Solution - Practice 2

Given:
1200 people attend, total spend = $74,000

  • Significant figures:
    – 1200 → likely 2 significant figures (unless we consider $1.200\times 10^3$)
    – 74,000 → 2 significant figures (unless we consider $7.4000\times 10^4$)
  • Average spend per person:

    $\dfrac{74{,}000}{1200}$ $= 61.666...$

    With 2 significant figures → $62 per person.

    What will be the average if we consider $1.200\times 10^3$ and $7.4000\times 10^4$? 🤔



Example - Unit conversion

A bucket contains $5.23 \pm 0.07$ of water. How many gallons it is?

👉 \(1\,\text{gallon} = 3.79\, \text{L}\)

Change units in both the value and the error!

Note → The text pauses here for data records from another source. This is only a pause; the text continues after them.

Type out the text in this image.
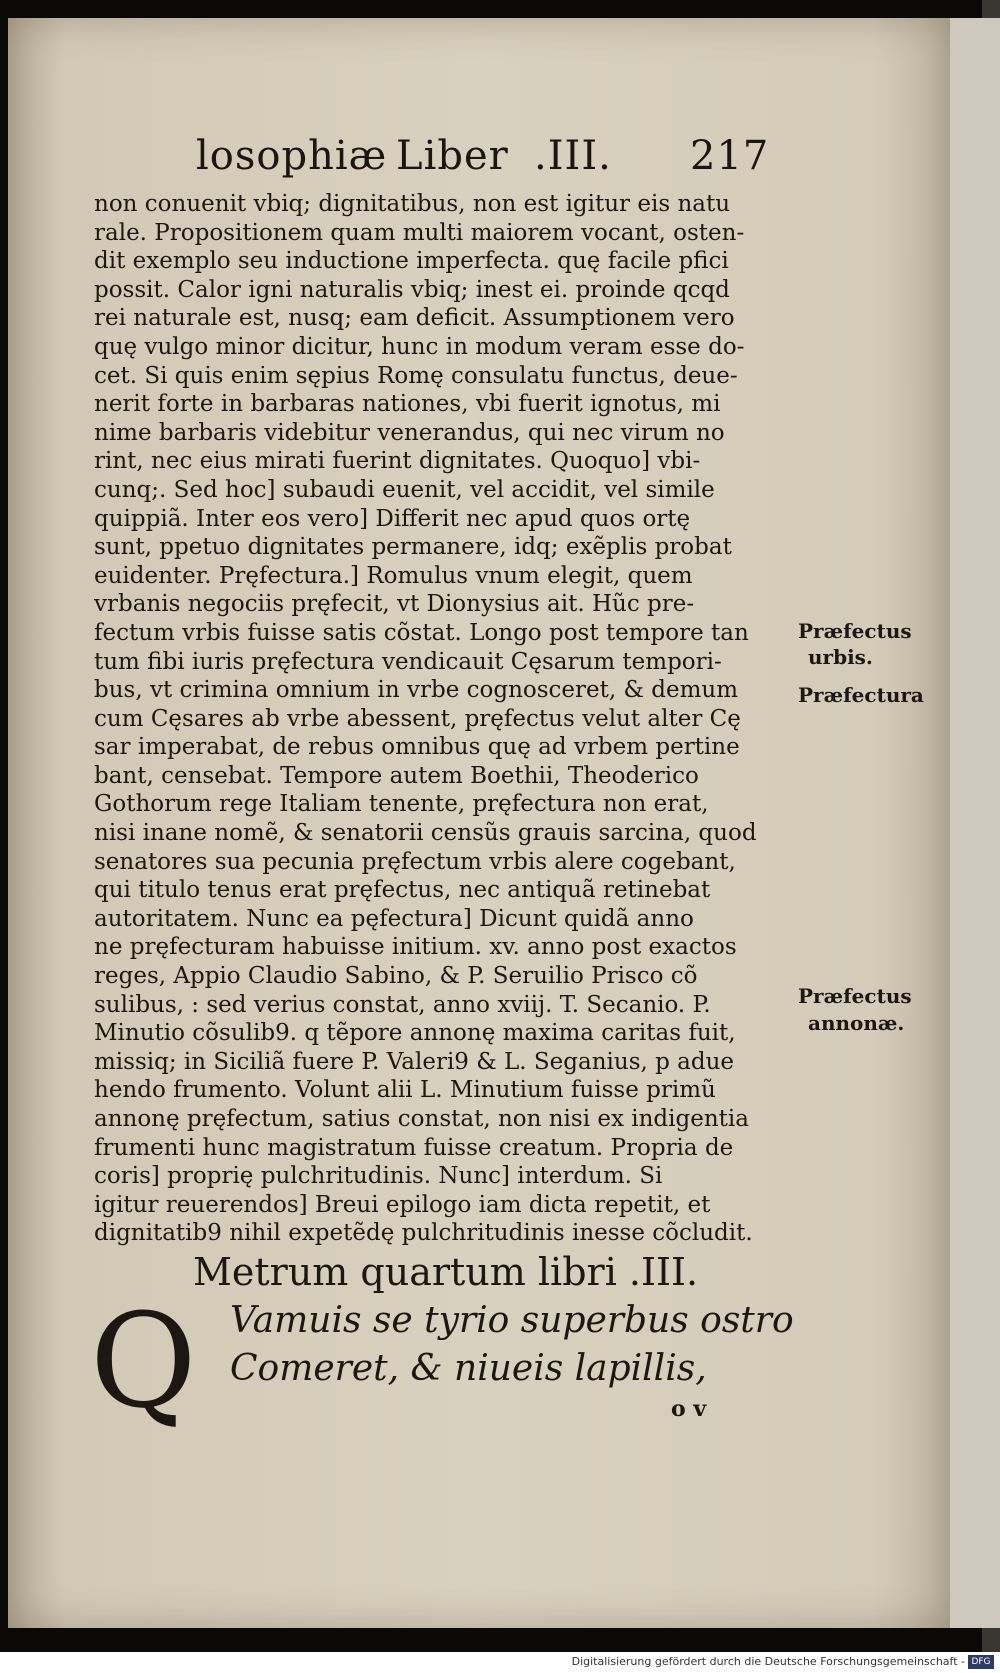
losophiæ Liber .III. 217
non conuenit vbiq; dignitatibus, non est igitur eis natu
rale. Propositionem quam multi maiorem vocant, osten-
dit exemplo seu inductione imperfecta. quę facile pfici
possit. Calor igni naturalis vbiq; inest ei. proinde qcqd
rei naturale est, nusq; eam deficit. Assumptionem vero
quę vulgo minor dicitur, hunc in modum veram esse do-
cet. Si quis enim sępius Romę consulatu functus, deue-
nerit forte in barbaras nationes, vbi fuerit ignotus, mi
nime barbaris videbitur venerandus, qui nec virum no
rint, nec eius mirati fuerint dignitates. Quoquo] vbi-
cunq;. Sed hoc] subaudi euenit, vel accidit, vel simile
quippiã. Inter eos vero] Differit nec apud quos ortę
sunt, ppetuo dignitates permanere, idq; exẽplis probat
euidenter. Pręfectura.] Romulus vnum elegit, quem
vrbanis negociis pręfecit, vt Dionysius ait. Hũc pre-
fectum vrbis fuisse satis cõstat. Longo post tempore tan
tum fibi iuris pręfectura vendicauit Cęsarum tempori-
bus, vt crimina omnium in vrbe cognosceret, & demum
cum Cęsares ab vrbe abessent, pręfectus velut alter Cę
sar imperabat, de rebus omnibus quę ad vrbem pertine
bant, censebat. Tempore autem Boethii, Theoderico
Gothorum rege Italiam tenente, pręfectura non erat,
nisi inane nomẽ, & senatorii censũs grauis sarcina, quod
senatores sua pecunia pręfectum vrbis alere cogebant,
qui titulo tenus erat pręfectus, nec antiquã retinebat
autoritatem. Nunc ea pęfectura] Dicunt quidã anno
ne pręfecturam habuisse initium. xv. anno post exactos
reges, Appio Claudio Sabino, & P. Seruilio Prisco cõ
sulibus, : sed verius constat, anno xviij. T. Secanio. P.
Minutio cõsulib9. q tẽpore annonę maxima caritas fuit,
missiq; in Siciliã fuere P. Valeri9 & L. Seganius, p adue
hendo frumento. Volunt alii L. Minutium fuisse primũ
annonę pręfectum, satius constat, non nisi ex indigentia
frumenti hunc magistratum fuisse creatum. Propria de
coris] proprię pulchritudinis. Nunc] interdum. Si
igitur reuerendos] Breui epilogo iam dicta repetit, et
dignitatib9 nihil expetẽdę pulchritudinis inesse cõcludit.
Præfectus
urbis.
Præfectura
Præfectus
annonæ.
Metrum quartum libri .III.
Q Vamuis se tyrio superbus ostro
Comeret, & niueis lapillis,
o v
Digitalisierung gefördert durch die Deutsche Forschungsgemeinschaft - DFG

\(\text{V} = 5.23 \,\text{L}\) \(=5.23 \,\text{L} \times \dfrac{1\,\text{gl}}{3.79\, \text{L}}\) \(=1.379947 \,\text{gl}\)

\(\Delta \text{V} = 0.07 \,\text{L}\) \(=0.07 \,\text{L} \times \dfrac{1\,\text{gl}}{3.79\, \text{L}}\) \(=0.018469 \,\text{gl}\)

Thus \(\text{V} = 1.38 \,\text{gl}\;\) and \(\;\Delta \text{V} = 0.02 \,\text{gl}\)

\(\Ra \text{V} = 1.38 \pm 0.02\,\text{gl} \)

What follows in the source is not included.